Terraform Enterprise (TFE) workspaces can be reconfigured after creation.

Workspace settings are separated into several pages, which are listed in the drop-down "Settings" menu in each workspace's header. The following groups of settings are available:

  • "General", for basic configuration.
  • "Locking", for temporarily preventing new plans and applies.
  • "Notifications", for configuring run notifications.
  • "SSH Key", for configurations that use Git-based module sources.
  • "Team Access," for managing workspace permissions.
  • "Version Control", for managing the workspace's VCS integration.
  • "Destruction and Deletion", for removing a workspace and the infrastructure it manages.

Changing settings requires admin privileges on the affected workspace.

Screenshot: a workspace page's "Settings" menu

» General

The "General Settings" page configures a workspace's name, plus some details about how Terraform runs behave.

After changing any of these settings, you must click the "Save settings" button at the bottom of the page.

» ID

Every workspace has a unique ID that cannot be changed.

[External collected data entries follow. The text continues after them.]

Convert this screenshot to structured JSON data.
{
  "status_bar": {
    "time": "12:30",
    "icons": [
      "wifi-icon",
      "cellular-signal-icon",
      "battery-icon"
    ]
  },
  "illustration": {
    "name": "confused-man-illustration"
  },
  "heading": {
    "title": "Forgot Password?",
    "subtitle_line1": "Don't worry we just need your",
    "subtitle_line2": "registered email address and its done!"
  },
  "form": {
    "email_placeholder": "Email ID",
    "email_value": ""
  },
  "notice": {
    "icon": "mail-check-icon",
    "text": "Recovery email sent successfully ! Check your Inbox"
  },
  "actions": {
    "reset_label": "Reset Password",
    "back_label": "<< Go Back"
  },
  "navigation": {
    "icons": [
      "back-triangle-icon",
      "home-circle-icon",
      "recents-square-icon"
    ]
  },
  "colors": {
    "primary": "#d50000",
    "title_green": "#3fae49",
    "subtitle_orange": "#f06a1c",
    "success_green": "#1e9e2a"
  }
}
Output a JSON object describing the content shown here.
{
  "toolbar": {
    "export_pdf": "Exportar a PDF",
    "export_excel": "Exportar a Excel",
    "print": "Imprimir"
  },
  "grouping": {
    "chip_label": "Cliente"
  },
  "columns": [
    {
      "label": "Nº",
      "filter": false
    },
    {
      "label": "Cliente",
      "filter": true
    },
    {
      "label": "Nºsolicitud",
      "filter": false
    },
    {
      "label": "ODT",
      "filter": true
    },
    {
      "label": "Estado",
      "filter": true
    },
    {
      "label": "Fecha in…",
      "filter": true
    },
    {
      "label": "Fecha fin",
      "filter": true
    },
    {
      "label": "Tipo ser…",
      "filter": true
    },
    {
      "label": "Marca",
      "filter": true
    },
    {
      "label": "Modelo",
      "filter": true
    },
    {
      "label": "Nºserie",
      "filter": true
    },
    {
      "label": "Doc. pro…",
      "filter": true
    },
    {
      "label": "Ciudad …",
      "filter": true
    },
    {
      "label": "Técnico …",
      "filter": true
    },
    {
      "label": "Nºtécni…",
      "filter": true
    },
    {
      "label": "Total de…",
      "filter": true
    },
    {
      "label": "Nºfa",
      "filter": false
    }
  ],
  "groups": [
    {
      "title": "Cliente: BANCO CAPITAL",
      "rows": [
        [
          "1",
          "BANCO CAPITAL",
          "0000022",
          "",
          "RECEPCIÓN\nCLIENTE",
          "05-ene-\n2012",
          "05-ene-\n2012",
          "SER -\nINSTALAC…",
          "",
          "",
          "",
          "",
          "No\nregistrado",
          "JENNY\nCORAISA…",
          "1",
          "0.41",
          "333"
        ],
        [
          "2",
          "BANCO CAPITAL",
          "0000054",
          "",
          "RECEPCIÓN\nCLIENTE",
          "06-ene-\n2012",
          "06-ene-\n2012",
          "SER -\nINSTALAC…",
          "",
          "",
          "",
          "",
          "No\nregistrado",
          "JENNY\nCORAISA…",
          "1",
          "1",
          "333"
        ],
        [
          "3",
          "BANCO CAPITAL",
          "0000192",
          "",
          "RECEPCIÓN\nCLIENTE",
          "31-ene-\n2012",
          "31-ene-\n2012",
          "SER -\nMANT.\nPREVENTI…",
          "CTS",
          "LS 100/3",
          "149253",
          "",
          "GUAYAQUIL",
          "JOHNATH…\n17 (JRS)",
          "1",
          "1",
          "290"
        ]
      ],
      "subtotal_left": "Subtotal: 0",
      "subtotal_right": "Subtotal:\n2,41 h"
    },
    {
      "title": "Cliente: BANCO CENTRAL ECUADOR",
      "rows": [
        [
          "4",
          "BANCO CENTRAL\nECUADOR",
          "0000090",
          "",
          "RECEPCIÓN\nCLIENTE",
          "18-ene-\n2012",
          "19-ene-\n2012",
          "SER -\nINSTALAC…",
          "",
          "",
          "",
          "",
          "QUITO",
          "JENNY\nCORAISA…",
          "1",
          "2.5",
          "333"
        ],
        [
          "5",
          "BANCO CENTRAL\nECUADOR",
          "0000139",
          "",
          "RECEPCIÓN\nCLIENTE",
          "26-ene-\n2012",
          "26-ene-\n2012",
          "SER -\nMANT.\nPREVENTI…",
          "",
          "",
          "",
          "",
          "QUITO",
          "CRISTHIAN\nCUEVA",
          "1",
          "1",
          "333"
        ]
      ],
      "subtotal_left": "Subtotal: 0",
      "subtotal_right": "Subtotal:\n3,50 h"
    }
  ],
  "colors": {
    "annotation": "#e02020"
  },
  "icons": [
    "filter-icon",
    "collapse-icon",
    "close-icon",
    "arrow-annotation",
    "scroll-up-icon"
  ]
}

Workspace IDs are sometimes necessary when working with TFE's API.

Click the icon beside the ID to copy it to the clipboard.

» Name

The display name of the workspace.

» Auto Apply and Manual Apply

Whether or not TFE should automatically apply a successful Terraform plan. If you choose manual apply, an operator must confirm a successful plan and choose to apply it.

Auto-apply has a few exceptions:

  • Destroy plans must always be manually applied.
  • Plans queued by users with plan permissions must be approved by a user with write or admin permissions.

» Terraform Version

Which version of Terraform to use for all operations in the workspace. The default value is whichever release was current when the workspace was created.

You can choose "latest" to automatically update a workspace to new versions, or you can choose a specific version.

» Terraform Working Directory

The directory where Terraform will execute, specified as a relative path from the root of the configuration directory. This is useful when working with VCS repos that contain multiple Terraform configurations. Defaults to the root of the configuration directory.

» Locking

If you need to prevent Terraform runs for any reason, you can lock a workspace. This prevents users with write access from manually queueing runs, prevents automatic runs due to changes to the backing VCS repo, and prevents the creation of runs via the API. To enable runs again, a user must unlock the workspace.

Locking a workspace also restricts state uploads. In order to upload state, the workspace must be locked by the user who is uploading state.

Users with write access can lock and unlock a workspace, but can't unlock a workspace which was locked by another user. Users with admin privileges can force unlock a workspace even if another user has locked it.

Locks are managed with a single "Lock/Unlock/Force unlock <WORKSPACE NAME>" button. TFE asks for confirmation when unlocking.

» Notifications

The "Notifications" page allows TFE to send webhooks to external services whenever specific run events occur in a workspace.

See Run Notifications for detailed information about configuring notifications.

» SSH Key

If a workspace's configuration uses Git-based module sources to reference Terraform modules in private Git repositories, Terraform needs an SSH key to clone those repositories. The "SSH Key" page lets you choose which key it should use.

See Using SSH Keys for Cloning Modules for detailed information about this page.

» Team Access

The "Team Access" page configures which teams can perform which actions on a workspace.

See Managing Access to Workspaces for detailed information.

» Version Control

The "Version Control" page configures the VCS repository (if any) that contains the workspace's Terraform configuration.

After changing any of these settings, you must click the "Update VCS settings" button at the bottom of the page.

» VCS Connection and Repository

You can use the "Select a VCS connection" buttons and "Repository" field to change which VCS repository the workspace gets configurations from. See also:

» VCS Branch

Which branch of the repository to use. If left blank, TFE will use the repository's default branch.

» Include submodules on clone

Whether to recursively clone all of the repository's Git submodules when fetching a configuration.

» Destruction and Deletion

This page includes two buttons:

  • "Queue destroy Plan"
  • "Delete from Terraform Enterprise"

In almost all cases, you should perform both actions in that order when destroying a workspace.

Queueing a destroy plan destroys the infrastructure managed by a workspace. If you don't do this, the infrastructure resources will continue to exist but will become unmanaged; you'll need to go into your infrastructure providers to delete the resources manually.

Before queueing a destroy plan, you must go to the workspace's variables page and set an environment variable with a name of CONFIRM_DESTROY and a value of 1.